The 2019 first edition of The Yellow Paper noted an intergenerational intention to ‘clear the air’. The metaphorical air1 Norman Denny refers to in his introduction to the collected edition of The Yellow Book, published in 1950, relates to the outrage fuelled by the original quarterly volume (1894-1897). In 1969, the year Denny writes of ‘dusting down’, of the need to question and overturn the status quo, philosopher Ludwig Wittgenstein is scoring 676 aphorisms, published as On Certainty (Über Gewissheit), which starkly reminds us that uncertainty is an intimate, everyday matter. The air of 2021, with its bindle of sickness, continues to highlight the ineffable ‘groundlessness’2 to different and various ways of being-in-the-world and the related contextual and contingent qualities we take for granted. Of certainty. There is a personal dimension to the experience of not knowing exactly what our world is and where we, and our world, are heading.

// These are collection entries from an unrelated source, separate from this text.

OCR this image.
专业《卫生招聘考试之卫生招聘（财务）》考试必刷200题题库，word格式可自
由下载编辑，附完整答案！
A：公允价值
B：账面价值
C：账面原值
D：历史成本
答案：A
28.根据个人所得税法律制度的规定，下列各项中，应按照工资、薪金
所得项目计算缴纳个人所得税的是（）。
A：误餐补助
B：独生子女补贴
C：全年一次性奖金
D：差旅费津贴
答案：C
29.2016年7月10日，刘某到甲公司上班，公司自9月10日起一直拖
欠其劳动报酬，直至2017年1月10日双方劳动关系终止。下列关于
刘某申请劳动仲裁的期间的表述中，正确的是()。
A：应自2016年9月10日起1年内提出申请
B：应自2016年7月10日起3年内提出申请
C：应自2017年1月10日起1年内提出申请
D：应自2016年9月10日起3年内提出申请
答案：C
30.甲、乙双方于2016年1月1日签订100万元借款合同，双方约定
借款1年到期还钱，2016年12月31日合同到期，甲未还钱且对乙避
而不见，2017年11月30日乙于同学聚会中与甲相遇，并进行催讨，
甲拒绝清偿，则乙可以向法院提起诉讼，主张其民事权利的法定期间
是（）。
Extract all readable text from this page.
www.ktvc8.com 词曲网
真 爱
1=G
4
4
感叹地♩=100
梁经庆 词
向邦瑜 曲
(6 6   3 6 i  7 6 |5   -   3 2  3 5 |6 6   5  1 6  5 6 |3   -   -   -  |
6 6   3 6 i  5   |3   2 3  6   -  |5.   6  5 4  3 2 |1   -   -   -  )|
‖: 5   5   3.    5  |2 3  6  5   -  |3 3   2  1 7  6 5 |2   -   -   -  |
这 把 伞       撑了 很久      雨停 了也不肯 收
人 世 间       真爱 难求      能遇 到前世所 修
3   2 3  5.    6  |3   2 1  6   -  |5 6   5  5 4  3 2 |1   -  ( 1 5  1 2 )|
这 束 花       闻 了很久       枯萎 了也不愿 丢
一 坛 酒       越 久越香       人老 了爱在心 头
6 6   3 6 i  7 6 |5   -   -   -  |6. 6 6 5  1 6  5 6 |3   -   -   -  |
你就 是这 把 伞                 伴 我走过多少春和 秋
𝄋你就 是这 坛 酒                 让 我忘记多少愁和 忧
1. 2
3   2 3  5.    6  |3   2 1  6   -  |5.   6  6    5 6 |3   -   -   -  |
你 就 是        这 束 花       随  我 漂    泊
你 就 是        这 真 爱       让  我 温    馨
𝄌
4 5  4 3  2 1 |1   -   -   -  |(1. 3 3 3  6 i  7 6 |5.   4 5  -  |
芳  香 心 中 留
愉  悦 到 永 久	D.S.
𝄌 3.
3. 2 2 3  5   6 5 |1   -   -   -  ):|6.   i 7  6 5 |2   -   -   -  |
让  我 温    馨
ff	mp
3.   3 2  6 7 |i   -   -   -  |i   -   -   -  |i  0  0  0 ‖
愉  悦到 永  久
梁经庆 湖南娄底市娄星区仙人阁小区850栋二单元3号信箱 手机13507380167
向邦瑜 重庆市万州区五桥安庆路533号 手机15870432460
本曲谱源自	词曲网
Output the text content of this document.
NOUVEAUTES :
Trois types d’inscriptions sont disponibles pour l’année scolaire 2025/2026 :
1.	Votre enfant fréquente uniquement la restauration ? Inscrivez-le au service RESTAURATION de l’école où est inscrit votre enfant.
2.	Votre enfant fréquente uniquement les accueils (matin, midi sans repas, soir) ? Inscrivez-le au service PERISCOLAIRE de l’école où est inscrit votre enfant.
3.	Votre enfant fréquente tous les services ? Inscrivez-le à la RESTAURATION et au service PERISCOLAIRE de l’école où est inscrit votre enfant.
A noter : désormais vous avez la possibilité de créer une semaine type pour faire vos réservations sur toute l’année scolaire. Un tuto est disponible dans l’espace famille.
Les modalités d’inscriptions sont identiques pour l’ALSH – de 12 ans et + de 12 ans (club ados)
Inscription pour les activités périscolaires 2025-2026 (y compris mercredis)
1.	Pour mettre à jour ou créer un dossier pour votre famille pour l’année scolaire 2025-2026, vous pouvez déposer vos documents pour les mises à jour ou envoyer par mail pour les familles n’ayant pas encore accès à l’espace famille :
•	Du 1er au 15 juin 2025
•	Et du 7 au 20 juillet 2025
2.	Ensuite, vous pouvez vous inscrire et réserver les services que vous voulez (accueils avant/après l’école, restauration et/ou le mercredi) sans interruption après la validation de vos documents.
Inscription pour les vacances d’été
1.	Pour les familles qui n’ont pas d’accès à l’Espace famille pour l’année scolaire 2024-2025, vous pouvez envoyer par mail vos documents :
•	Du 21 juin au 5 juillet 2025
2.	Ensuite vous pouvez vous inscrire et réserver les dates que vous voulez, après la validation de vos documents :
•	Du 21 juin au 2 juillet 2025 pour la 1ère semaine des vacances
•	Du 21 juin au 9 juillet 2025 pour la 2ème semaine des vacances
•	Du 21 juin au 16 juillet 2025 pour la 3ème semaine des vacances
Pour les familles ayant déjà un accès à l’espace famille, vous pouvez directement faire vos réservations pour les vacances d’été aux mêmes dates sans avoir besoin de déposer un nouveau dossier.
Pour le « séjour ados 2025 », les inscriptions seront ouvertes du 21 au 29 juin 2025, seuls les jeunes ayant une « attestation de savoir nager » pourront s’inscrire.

Two years removed from 2019, only time’s profound effects on lived experience can be defined with any certainty. Footnotes, the office clerk opportunistically bagging corporate freebies in Alice Wadkin’s ‘The Conference’ (p 47), is at once a familiar character of incredulous bearings and a parodic cypher through which to examine the hierarchy of what ‘lived experience is and is not communicated’. We might ask how our era of lived experience is comparable to other periods of calamity and angst. And how, as Daniela Cascella asks in ‘My Chimera’ (p 13), ‘the sick anxiety of flawnessness’ might be too much for a ‘feeble heart’. The seas of uncertainty are eminently intolerable for most coronary functions and in order to find our bearings we might take Melissa McCarthy’s reading of Herman Melville’s Moby Dick (p 29) to heart, at the moment where the ‘point sinks in’. ‘So this is what survives the inspiraling disaster,’ she writes, ‘one scholar and one wooden box, with writing on it. And this is the lesson I’d take from reading Melville. That at the heart of the action, in the very middle of things—time, text, geography, the ocean—a close-contact consideration of skin, page, and writing is what will help us survive.’ ‘At the heart of it, it prompts writing’, Melissa says of the pre-text of the whale, a pre-text that Sara O’Brien in ‘I Heart’ (p 99) renders as a ‘heaving, humming presence of the absence it provokes,’. She adds, ‘Desire, too, is predicated on that which is absent.’
And much has been absent since March 2020. As well as much craved, there is much deserving gratitude. In September 2020, James N. Hutchinson and Margaret Salmon stepped in to lead the MLitt Art Writing in my absence. Their contribution was an anchor during a swell of uncertainty and on behalf of myself and the student cohort I extend thanks for their enormous commitment, care and pedagogical guidance. For this edition of The Yellow Paper, James includes three drawings of objects and images that appeared in the 1959 exhibition, The Developing Process at the ICA, London. Coinciding with the Coldstream Report, this exhibition was demonstrative of the mid-twentieth century post-war transformative liberal education of art. The studio programmes led by Harry Thubron and Tom Hudson in Leeds and Richard Hamilton and Victor Pasmore in Newcastle were hinged on process rather than outcome, on the accidental and unexpected as fundamentally productive—an other era’s encouragement to thrash about in the uncertain. In ‘Container’ (pp**), Margaret Salmon writes of the impossibility of building a volcano—one made with baking soda in the magma chamber but at times most certainly, most definitely as unassailable as a mass of boiling lava. Margaret captures the absence of domestic order in a series of thirteen diaristic photographs depicting what she terms ‘anti-structures’, and wonders, ‘in order to assess reality / must you first escape it?’
There has been a glut of uncertain reality. This edition of The Yellow Paper not only celebrates the graduating cohort of 2021 but, due to the journal’s absence in 2020, extends congratulations to those students impacted by the first wave of unforeseen change. I am in awe of how our graduates have sustained themselves, one another, the team, their writing and creative practice during such disquiet and thrilled to include their work in The Yellow Paper’s second edition. Huge gratitude and very best of wishes go to Timothea Armour, Misa Brzezicki, Lewis Gibb, Rachel Harris-Huffman, Jessica Higgins, Maria Howard, Enxhi Mandija, Jen Martin, Siuán Ní Dhochartaigh, Sara O’Brien, Molly May O’Leary, Megan Rudden, Rodrigo Vaiapraia, Alice Wadkin, Morgan Williams and Yi Jie Zheng. Edition 2 also assembles some of those who have been vital to surviving ‘inspiraling disaster’ and, in addition to Margaret and James, includes writing by Daniela Cascella, Melissa McCarthy and Isabella Streffen. Further thanks are also paid to the generosity of Francis Mckee, Elizabeth Reeder, Susannah Thompson, Sarah Tripp and the many others acknowledged at the close of the book.
Reality is multiple and mutable. It is a matter of redescription and reinterpretation and gathered in this collection is a certain maintenance of the uncertain.